Peshawar bans poultry, beef export to Afghanistan
KABUL (Pajhwok): The government in Peshawar, the capital of Khyber Pakhtunkhwa, on Wednesday imposed ban on export of poultry, beef and cattle to Afghanistan for one month aimed at controlling prices at home, Pakistani media reports.
A circular from the Deputy Commissioner office in Peshawar slashed the ban to control skyrocketing meat prices at home in the holy month of Ramazan, the Dawn.com reports.
Local traders and butchers increase the prices in the month of Ramazan, forcing authorities to ban export of beef and poultry to Afghanistan.
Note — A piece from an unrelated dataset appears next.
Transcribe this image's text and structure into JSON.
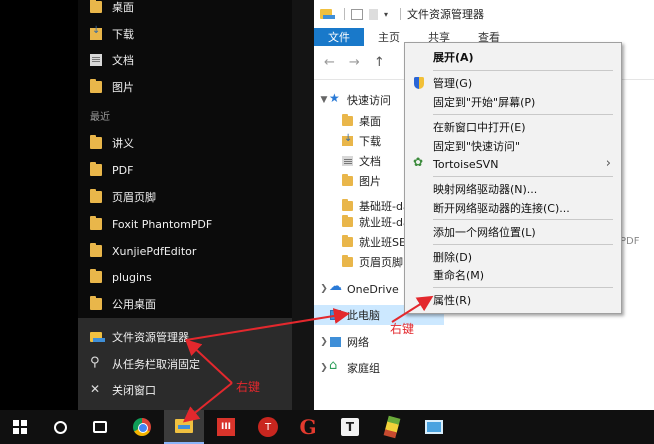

A cattle trader in Peshawar wishing anonymity told Pajhwok Afghan News since he was afraid authorities would create problem in his business if he criticized the inefficiency of the local administration in Peshawar.
“Everyone knows the local government officials get free meat and poultry for their use from the traders who have the right to increase the prices. The administrative officials also ask for Eid money locally known as Eidi from the traders and local businessmen when Eid comes closer. Corruption should be banned instead of imposing ban on beef and poultry,” the trader added.
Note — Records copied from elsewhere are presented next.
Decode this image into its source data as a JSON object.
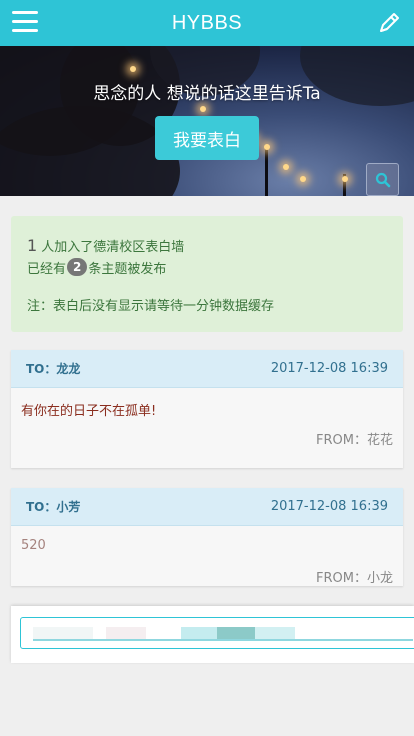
{
  "header": {
    "title": "HYBBS",
    "menu_icon": "hamburger-menu-icon",
    "edit_icon": "pencil-icon"
  },
  "hero": {
    "tagline": "思念的人 想说的话这里告诉Ta",
    "button_label": "我要表白",
    "search_icon": "search-icon"
  },
  "info": {
    "member_count": "1",
    "member_text": "人加入了德清校区表白墙",
    "topics_prefix": "已经有",
    "topics_count": "2",
    "topics_suffix": "条主题被发布",
    "note": "注：表白后没有显示请等待一分钟数据缓存"
  },
  "posts": [
    {
      "to": "TO：龙龙",
      "time": "2017-12-08 16:39",
      "message": "有你在的日子不在孤单!",
      "from": "FROM：花花"
    },
    {
      "to": "TO：小芳",
      "time": "2017-12-08 16:39",
      "message": "520",
      "from": "FROM：小龙"
    }
  ],
  "colors": {
    "accent": "#2ec4d6",
    "info_bg": "#dff0d8",
    "info_text": "#3c763d",
    "card_head_bg": "#d9edf7",
    "card_head_text": "#31708f"
  }
}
Hundred of Pakistanis would lose their sources of income who were affiliated with cattle and buffalo trade with Afghanistan.
Abid Afridi, a resident of Khyber Agency, said he didn’t think the prices would decrease with the ban but he was sure the ban would increase financial sources of security personnel on check posts from Peshawar to Torkham.
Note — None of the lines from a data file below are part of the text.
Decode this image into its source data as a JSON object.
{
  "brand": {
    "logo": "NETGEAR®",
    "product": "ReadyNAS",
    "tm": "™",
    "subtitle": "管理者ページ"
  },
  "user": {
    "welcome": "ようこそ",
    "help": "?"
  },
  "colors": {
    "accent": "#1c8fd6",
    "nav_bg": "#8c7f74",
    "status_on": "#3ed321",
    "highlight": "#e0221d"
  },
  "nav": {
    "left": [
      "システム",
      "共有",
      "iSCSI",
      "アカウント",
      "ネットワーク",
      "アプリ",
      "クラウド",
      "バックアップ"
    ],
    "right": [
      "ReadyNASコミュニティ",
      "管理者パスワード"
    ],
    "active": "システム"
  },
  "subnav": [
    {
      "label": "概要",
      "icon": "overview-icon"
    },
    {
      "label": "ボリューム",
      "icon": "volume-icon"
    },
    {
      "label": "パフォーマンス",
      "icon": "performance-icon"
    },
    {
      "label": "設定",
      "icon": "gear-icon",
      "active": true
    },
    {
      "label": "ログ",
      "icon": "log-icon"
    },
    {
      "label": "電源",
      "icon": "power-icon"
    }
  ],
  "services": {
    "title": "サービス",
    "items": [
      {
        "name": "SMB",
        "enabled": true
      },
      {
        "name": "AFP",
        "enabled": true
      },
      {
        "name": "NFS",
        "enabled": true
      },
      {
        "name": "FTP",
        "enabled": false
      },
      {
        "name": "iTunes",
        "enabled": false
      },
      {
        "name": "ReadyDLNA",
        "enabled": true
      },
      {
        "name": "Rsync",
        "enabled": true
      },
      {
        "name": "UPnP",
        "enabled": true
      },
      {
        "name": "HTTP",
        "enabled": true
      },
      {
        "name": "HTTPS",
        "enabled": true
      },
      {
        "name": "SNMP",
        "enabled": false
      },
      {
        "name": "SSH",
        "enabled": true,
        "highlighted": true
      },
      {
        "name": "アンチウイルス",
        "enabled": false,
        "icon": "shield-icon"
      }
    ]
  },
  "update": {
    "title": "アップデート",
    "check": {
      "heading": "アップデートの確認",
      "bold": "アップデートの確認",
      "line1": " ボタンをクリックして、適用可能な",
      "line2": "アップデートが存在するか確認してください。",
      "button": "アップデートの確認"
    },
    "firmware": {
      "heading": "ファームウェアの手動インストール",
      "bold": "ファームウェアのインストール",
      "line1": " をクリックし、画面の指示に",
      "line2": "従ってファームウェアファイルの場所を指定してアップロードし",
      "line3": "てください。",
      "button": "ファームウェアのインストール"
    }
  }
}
Most of Afghans traders in eastern Afghanistan import daily usage items from Peshawar and the businessmen said the trade turned double before the month of Ramadan and Eid-ul-Azha.
Reports show Pakistani authorities always ban export of mutton, beef, chicken and livestock to Afghanistan when the demand increases in eastern Afghanistan.
Pervaiz Khan, a student in Nangarhar University, said most of Afghan families living in remote areas of eastern Afghanistan prefer to have beef or chicken during Iftari and the ban would increase the prices there.
Rehmatullah, a Pakistani journalist based in Kabul, said shops were filled with Iranian products and Pakistani traders and businessmen losing control over most of the markets in Afghanistan since Pakistani authorities did not facilitate Pakistani businessmen. He fears Iran would control even beef and poultry markets in Afghanistan if the situation remains the same.
It is worth mentioning that Afghan government showed interest in recent past to increase cement business with Iran which provide better quality cement than Pakistan.
The suitable grazing land has made animal husbandry an integral part of the Afghan economy few decades ago. Natural pastures of around 30,000 kilometers bless Afghanistan with sedentary, farmers who raise both animals and crops and nomadic, animal herders known as Kuchis, which used to contribute huge amount to Afghan economy.